La Spiritualisation de la franc-maçonnerie française | Fragments sur les Temps Présents

Une étude un tant soit peu précise du paysage maçonnique français montre une lente, mais indéniable évolution vers un spiritualisme que l’on peut définir comme un intermédiaire entre la croyance religieuse et l’athéisme. Il va de soi que ce sujet, à notre humble avis trop négligé, mériterait une longue étude, et nous nous contenterons ici de présenter des ordres de grandeur. Ensuite, nous en viendrons à une tentative d’explication de ce phénomène. Nous inscrivons cette mise en perspective dans l’évolution du paysage philosophique et religieux occidental et français en particulier.

Nous poserons rapidement le spiritualisme maçonnique à travers quelques indicateurs qui, lorsqu’ils sont tous actifs, déterminent une pratique méta-religieuse : l’invocation au grand architecte de l’univers, un goût pour la transcendance, une lecture analogique du symbolisme, la crainte du politique et du sociologique.
Ceci étant posé, il convient d’abord de brosser le paysage obédientiel de la franc-maçonnerie française, tel qu’il se présente aujourd’hui.

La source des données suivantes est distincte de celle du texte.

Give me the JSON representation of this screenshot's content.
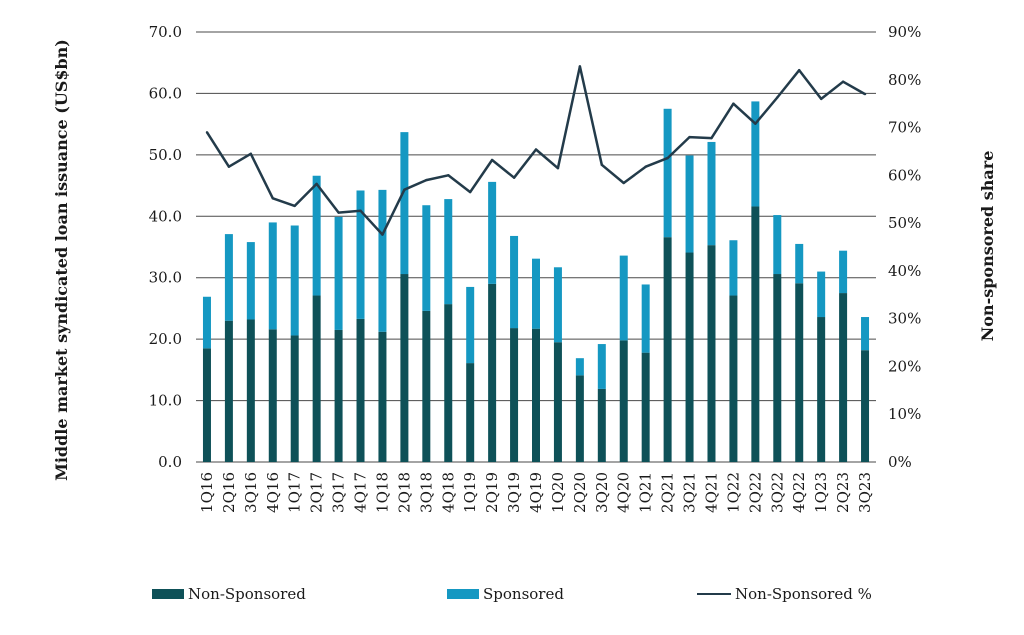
{
  "chart_data": {
    "type": "bar",
    "stacked": true,
    "categories": [
      "1Q16",
      "2Q16",
      "3Q16",
      "4Q16",
      "1Q17",
      "2Q17",
      "3Q17",
      "4Q17",
      "1Q18",
      "2Q18",
      "3Q18",
      "4Q18",
      "1Q19",
      "2Q19",
      "3Q19",
      "4Q19",
      "1Q20",
      "2Q20",
      "3Q20",
      "4Q20",
      "1Q21",
      "2Q21",
      "3Q21",
      "4Q21",
      "1Q22",
      "2Q22",
      "3Q22",
      "4Q22",
      "1Q23",
      "2Q23",
      "3Q23"
    ],
    "series": [
      {
        "name": "Non-Sponsored",
        "type": "bar",
        "axis": "left",
        "values": [
          18.5,
          23.0,
          23.2,
          21.6,
          20.6,
          27.1,
          21.5,
          23.3,
          21.2,
          30.6,
          24.6,
          25.7,
          16.1,
          29.0,
          21.8,
          21.7,
          19.5,
          14.1,
          11.9,
          19.8,
          17.8,
          36.6,
          34.1,
          35.3,
          27.1,
          41.6,
          30.6,
          29.1,
          23.6,
          27.5,
          18.2
        ]
      },
      {
        "name": "Sponsored",
        "type": "bar",
        "axis": "left",
        "values": [
          8.4,
          14.1,
          12.6,
          17.4,
          17.9,
          19.5,
          18.4,
          20.9,
          23.1,
          23.1,
          17.2,
          17.1,
          12.4,
          16.6,
          15.0,
          11.4,
          12.2,
          2.8,
          7.3,
          13.8,
          11.1,
          20.9,
          15.8,
          16.8,
          9.0,
          17.1,
          9.6,
          6.4,
          7.4,
          6.9,
          5.4
        ]
      },
      {
        "name": "Non-Sponsored %",
        "type": "line",
        "axis": "right",
        "values": [
          69.0,
          61.8,
          64.5,
          55.2,
          53.6,
          58.2,
          52.2,
          52.6,
          47.6,
          57.0,
          59.0,
          60.0,
          56.5,
          63.2,
          59.5,
          65.4,
          61.5,
          82.8,
          62.2,
          58.4,
          61.8,
          63.6,
          68.0,
          67.8,
          75.0,
          70.8,
          76.3,
          82.0,
          76.0,
          79.6,
          77.0
        ]
      }
    ],
    "left_axis": {
      "label": "Middle market syndicated loan issuance (US$bn)",
      "ylim": [
        0,
        70
      ],
      "ticks": [
        0,
        10,
        20,
        30,
        40,
        50,
        60,
        70
      ],
      "tick_labels": [
        "0.0",
        "10.0",
        "20.0",
        "30.0",
        "40.0",
        "50.0",
        "60.0",
        "70.0"
      ]
    },
    "right_axis": {
      "label": "Non-sponsored share",
      "ylim": [
        0,
        90
      ],
      "ticks": [
        0,
        10,
        20,
        30,
        40,
        50,
        60,
        70,
        80,
        90
      ],
      "tick_labels": [
        "0%",
        "10%",
        "20%",
        "30%",
        "40%",
        "50%",
        "60%",
        "70%",
        "80%",
        "90%"
      ]
    },
    "grid": true,
    "legend_position": "bottom",
    "colors": {
      "Non-Sponsored": "#0e5158",
      "Sponsored": "#1598c2",
      "Non-Sponsored %": "#233b4a"
    }
  },
  "legend": [
    {
      "label": "Non-Sponsored",
      "color": "#0e5158",
      "kind": "bar"
    },
    {
      "label": "Sponsored",
      "color": "#1598c2",
      "kind": "bar"
    },
    {
      "label": "Non-Sponsored %",
      "color": "#233b4a",
      "kind": "line"
    }
  ]
}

Le Grand orient de France (GODF), avec ses 53 000 membres annoncés, parmi lesquels à peine plus de 2000 « sœurs », peut être considéré comme le principal pôle d’activité d’une maçonnerie non seulement adogmatique, mais aussi philosophiquement inspirée des Lumières. Pour très longtemps, il sera encore structurellement masculin. Le recrutement du GODF, avec son rite français dominant et un athéisme non déclaré, mais majoritairement partagé, correspond peu ou prou à l’état philosophique de la société, marqué par un recul massif des croyances et des pratiques religieuses.

À l’inverse, la Grande loge de France (GLDF), en partie à cause de l’influence de son Suprême conseil, est plus spiritualiste que jamais, sur un mode volontiers psychologisant, basé sur un développement personnel de ses membres, producteur d’un individualisme très en phase avec l’époque. Elle revendique 35 000 membres, dont trois sœurs transsexuelles non encore exclues à notre connaissance et qui ne le seront sans doute jamais. Son rapport au monde réel et donc mixte est cantonné à des conférences hors loge. Les publications de l’obédience et d’auteurs qui en sont membres témoignent largement de cette orientation.

Avant d’éclater en 2011, la Grande loge nationale française (GLNF), celle qui prétend à la régularité décernée par la Grande loge unie d’Angleterre – une seule obédience par pays ou par état – a connu une croissance qui allait l’amener, s’il n’y avait pas eu cette crise, à dépasser le Grand orient de France. De 46 000 membres, elle est retombée à 22 000, puis elle est remontée à 25 000 et devrait encore progresser. Mais il n’y a pas eu véritablement de perte pour cette tendance de la maçonnerie qui impose une croyance en un dieu révélé, en laissant à ses membres une liberté d’interprétation plus ou moins large de ce principe transcendant. On ne note pas de décrue en effet, puisque la principale dérivée de la GLNF, la Grande loge de l’alliance maçonnique française (GL-AMF), le premier opérateur de la scission de 2011, qui ne se différencie que pour des questions de gouvernance, totalise autour de 15 000 adhérents.

Cette obédience a connu il y a peu des turbulences qui annoncent peut-être une décrue de ses effectif. Quant aux autres groupes issus de la GLNF, ils doivent former un total de quelque 5 000 membres, dont un bon millier pour la seule obédience post-GLNF qui soit mixte : la Grande loge des cultures et de la spiritualité (GLCS).
À la fin du XXe siècle et au début du XXIe, la croissance de la planète GLNF, satellites compris, et celle de la GLDF, plus fortes que celle des obédiences libérales, auront porté l’essentiel de la progression spiritualiste dans la franc-maçonnerie française.